De acordo com esta visão, um bem que não seja vivo, material ou imaterial, assim como uma vida que não seja humana, poderá ser tutelado pelo direito ambiental na medida em que for relevante para a garantia da sadia qualidade de vida do ser humano, visto ser este o único animal racional e por isto, destinatário das normas jurídicas. Cabe ao homem a preservação das espécies, incluindo a espécie humana. Neste trajeto, cuida destacar o conhecimento cartesiano como fonte antropocêntrica arraigada em sua característica pragmático-utilitarista, útil às aspirações e anseios do ser humano que assimila a natureza como um instrumento, um meio para atingir uma finalidade. O ser humano como centro do mundo é o sujeito em oposição ao objeto, usufruindo o método científico para desvendar os mistérios da natureza e à imagem e semelhança de Deus, poderia realizar qualquer feito. Encontra-se, aqui, influência do pensamento medieval, visto que existe certo desprezo pela matéria, baseado na separação entre alma humana e o mundo material (GONÇALVES, 2006)

3 ECOCENTRISMO OU BIOCENTRISMO: PACHA MAMA E O RECONHECIMENTO DO MEIO AMBIENTE COMO UM SER VIVO

O rompimento da visão antropocêntrica para a biocêntrica concerniu a um processo de modificação de paradigmas ao longo da história, que tão somente demanda um longo período de adaptação à nova realidade. Essa mudança de paradigma exigiu considerável lapso temporal. Assevera Milaré (2013, p. 99) que: “a consideração aprofundada do sentido e do valor da vida sacudiu o jugo do antropocentrismo”. Sendo a vida considerada o valor mais expressivo do ecossistema planetário, concentrou-se grande ênfase no seu valor.  Vale ressaltar neste sentido o Princípio 1° da declaração do Rio de Janeiro sobre Meio ambiente e Desenvolvimento de 1992 “Os seres humanos estão no centro das preocupações com o desenvolvimento sustentável. Têm direito a uma vida saudável e produtiva, em harmonia com a natureza. (ONU, 1992). Em complemento ao apresentado, Fiorillo vai ponderar que

“[…] o princípio do desenvolvimento sustentável tem por conteúdo a manutenção das bases vitais da produção e reprodução do homem e de suas atividades, garantindo igualmente uma relação satisfatória entre os homens e destes com o seu ambiente, para que as futuras gerações também tenham oportunidade de desfrutar os mesmos recursos que temos hoje à nossa disposição” (FIORILLO, 2012, p. 87)

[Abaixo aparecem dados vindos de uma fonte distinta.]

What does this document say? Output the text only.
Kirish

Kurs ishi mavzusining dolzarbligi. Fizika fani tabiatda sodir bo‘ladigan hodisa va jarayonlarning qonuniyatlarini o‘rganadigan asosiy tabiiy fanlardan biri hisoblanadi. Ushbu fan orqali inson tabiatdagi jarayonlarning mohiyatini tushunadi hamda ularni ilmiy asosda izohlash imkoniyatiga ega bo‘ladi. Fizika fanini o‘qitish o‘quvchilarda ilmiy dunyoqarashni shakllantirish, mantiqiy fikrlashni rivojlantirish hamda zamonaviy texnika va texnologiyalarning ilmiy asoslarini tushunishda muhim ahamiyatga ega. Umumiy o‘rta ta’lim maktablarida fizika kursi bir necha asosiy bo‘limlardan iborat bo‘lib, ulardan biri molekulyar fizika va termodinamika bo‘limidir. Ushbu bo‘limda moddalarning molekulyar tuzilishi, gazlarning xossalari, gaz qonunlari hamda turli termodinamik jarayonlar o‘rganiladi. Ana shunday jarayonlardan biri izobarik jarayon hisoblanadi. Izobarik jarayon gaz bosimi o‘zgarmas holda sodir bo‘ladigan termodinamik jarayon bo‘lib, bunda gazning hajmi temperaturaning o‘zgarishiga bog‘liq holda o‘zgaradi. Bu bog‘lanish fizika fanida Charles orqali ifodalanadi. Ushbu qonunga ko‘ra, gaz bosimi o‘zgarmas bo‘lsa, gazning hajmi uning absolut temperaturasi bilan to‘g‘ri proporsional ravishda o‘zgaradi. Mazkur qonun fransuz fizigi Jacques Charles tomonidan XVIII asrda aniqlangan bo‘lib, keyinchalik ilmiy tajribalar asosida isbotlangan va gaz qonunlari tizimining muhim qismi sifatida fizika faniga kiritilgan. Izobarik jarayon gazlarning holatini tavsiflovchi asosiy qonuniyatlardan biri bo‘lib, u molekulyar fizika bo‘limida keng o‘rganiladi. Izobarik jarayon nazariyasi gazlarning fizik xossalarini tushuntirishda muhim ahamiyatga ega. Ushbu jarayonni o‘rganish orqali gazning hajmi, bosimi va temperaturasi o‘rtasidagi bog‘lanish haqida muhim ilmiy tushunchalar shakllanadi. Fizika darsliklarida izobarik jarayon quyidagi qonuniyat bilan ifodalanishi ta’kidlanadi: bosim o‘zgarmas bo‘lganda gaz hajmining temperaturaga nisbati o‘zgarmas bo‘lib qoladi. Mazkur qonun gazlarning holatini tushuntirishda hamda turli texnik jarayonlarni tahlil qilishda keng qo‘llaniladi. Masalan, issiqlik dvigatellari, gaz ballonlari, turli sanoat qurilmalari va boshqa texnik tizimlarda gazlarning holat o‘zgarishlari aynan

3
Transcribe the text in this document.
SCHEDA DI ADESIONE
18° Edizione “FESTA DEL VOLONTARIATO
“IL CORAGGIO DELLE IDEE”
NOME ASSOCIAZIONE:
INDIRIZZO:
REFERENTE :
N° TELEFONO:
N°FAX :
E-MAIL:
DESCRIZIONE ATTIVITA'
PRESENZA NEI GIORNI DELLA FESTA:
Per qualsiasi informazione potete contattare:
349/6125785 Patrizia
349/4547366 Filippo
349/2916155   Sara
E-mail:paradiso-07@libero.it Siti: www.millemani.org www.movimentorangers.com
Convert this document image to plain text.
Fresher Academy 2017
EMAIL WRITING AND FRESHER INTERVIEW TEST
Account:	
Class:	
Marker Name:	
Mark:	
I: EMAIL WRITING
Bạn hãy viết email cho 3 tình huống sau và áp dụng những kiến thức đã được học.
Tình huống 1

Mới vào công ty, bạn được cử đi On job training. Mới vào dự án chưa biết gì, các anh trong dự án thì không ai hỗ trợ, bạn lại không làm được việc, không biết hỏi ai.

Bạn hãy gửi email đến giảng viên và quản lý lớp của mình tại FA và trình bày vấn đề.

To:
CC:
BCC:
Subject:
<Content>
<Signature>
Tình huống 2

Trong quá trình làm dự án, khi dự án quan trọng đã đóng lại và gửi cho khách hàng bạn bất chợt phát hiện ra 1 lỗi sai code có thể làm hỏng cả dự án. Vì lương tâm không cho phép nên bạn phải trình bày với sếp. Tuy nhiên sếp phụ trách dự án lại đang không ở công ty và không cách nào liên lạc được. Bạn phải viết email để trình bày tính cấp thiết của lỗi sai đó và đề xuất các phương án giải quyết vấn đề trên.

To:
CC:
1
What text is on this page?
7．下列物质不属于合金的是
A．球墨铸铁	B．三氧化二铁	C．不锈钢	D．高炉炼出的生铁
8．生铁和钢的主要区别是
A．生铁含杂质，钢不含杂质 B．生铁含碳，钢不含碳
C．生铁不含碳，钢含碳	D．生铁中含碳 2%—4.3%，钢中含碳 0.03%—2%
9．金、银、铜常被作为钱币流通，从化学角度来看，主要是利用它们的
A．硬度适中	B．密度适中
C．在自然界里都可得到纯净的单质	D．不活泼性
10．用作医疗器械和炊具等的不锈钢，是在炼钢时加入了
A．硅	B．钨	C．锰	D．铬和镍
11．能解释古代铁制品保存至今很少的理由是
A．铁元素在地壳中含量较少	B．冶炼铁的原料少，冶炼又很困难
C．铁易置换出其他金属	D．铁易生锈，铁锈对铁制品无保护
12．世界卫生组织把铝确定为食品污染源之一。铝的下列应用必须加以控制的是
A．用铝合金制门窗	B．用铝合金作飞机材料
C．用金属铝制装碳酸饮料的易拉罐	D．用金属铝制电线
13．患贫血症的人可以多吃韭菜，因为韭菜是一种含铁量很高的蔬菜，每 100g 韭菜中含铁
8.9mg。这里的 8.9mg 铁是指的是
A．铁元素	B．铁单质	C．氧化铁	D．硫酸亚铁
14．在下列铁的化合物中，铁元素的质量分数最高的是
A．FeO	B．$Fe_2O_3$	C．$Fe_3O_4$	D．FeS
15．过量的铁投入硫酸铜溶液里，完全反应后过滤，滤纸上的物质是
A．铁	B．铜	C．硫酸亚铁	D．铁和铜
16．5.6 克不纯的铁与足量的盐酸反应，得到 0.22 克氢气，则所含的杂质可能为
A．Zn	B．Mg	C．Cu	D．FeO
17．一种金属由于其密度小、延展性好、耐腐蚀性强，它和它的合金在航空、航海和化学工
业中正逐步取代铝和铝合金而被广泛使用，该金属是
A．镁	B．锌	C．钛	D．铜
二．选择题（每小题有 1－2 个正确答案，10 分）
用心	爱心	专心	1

Cabe salientar, que o desenvolvimento sustentável não escapa a uma cosmovisão antropocêntrica, apesar da proposta positiva que traz no bojo. A Terra não seria mais do que um celeiro de recursos à disposição pura e simples das necessidades humanas. Notavelmente, o foco do desenvolvimento sustentável representa um enorme salto de qualidade porquanto submete as ações antrópicas – em especial àquelas voltadas para exploração e uso dos recursos naturais – a uma condição primordial, que é o respeito à capacidade do ecossistema planetário de atender a tantas e tão crescentes demandas por parte da espécie dominante, a saber, da sociedade humana. A tutela jurídica que se vê hoje pela Constituição Federal de 1988, bem como as leis ambientais, é fulcro da necessidade de assegurar direitos para a biodiversidade contra as ações humanas. Segundo Édis Milaré:

“[…] os seres não naturais não são capazes de assumir deveres e reivindicar direitos de maneira direta, explícita e formal, embora sejam constituintes do ecossistema planetário, tanto quanto o é a espécie humana. A Ciência não tem força impositiva ou de coação; por isso exige que o Direito tutele o ecossistema planetário”. (MILARÉ, 2013, p. 117)

Dessa forma, o meio ambiente torna-se detentor de direitos, ainda que não possa reivindicá-los, porém existe quem faça por ele. O pensamento que se tem é de ser a natureza objeto de direitos e não considerados como sujeitos de direito, como é o ser humano. Ocorre que, tanto o homem, quanto a biodiversidade tem o direito a uma dignidade, à segurança, à igualdade, à liberdade, como é constitucionalmente garantido no artigo 5º da Constituição brasileira. Em contramão à visão antropocêntrica acerca do meio ambiente, as experiências latino-americanas traziam para o debate, a partir das contribuições das cosmogonias andinas, o reconhecimento da natureza (Pacha Mama ou Madre Tierra), em especial nas Constituições do Equador (2008) e da Bolívia (2009), como detentora de direitos e da qual o ser humano é componente integrante, mantendo inter-relação, interdependência, complementaridade e funcionalidade. O avanço do pensamento ecocêntrico desenvolve-se paulatinamente. A Constituição do Equador (2008) foi pioneira em reconhecer, de forma clara, a subjetividade de direitos do meio ambiente. Verifica que a natureza pode reivindicar seus direitos perante órgãos públicos e por intermédio de toda pessoa, comunidade, povoado e nacionalidade.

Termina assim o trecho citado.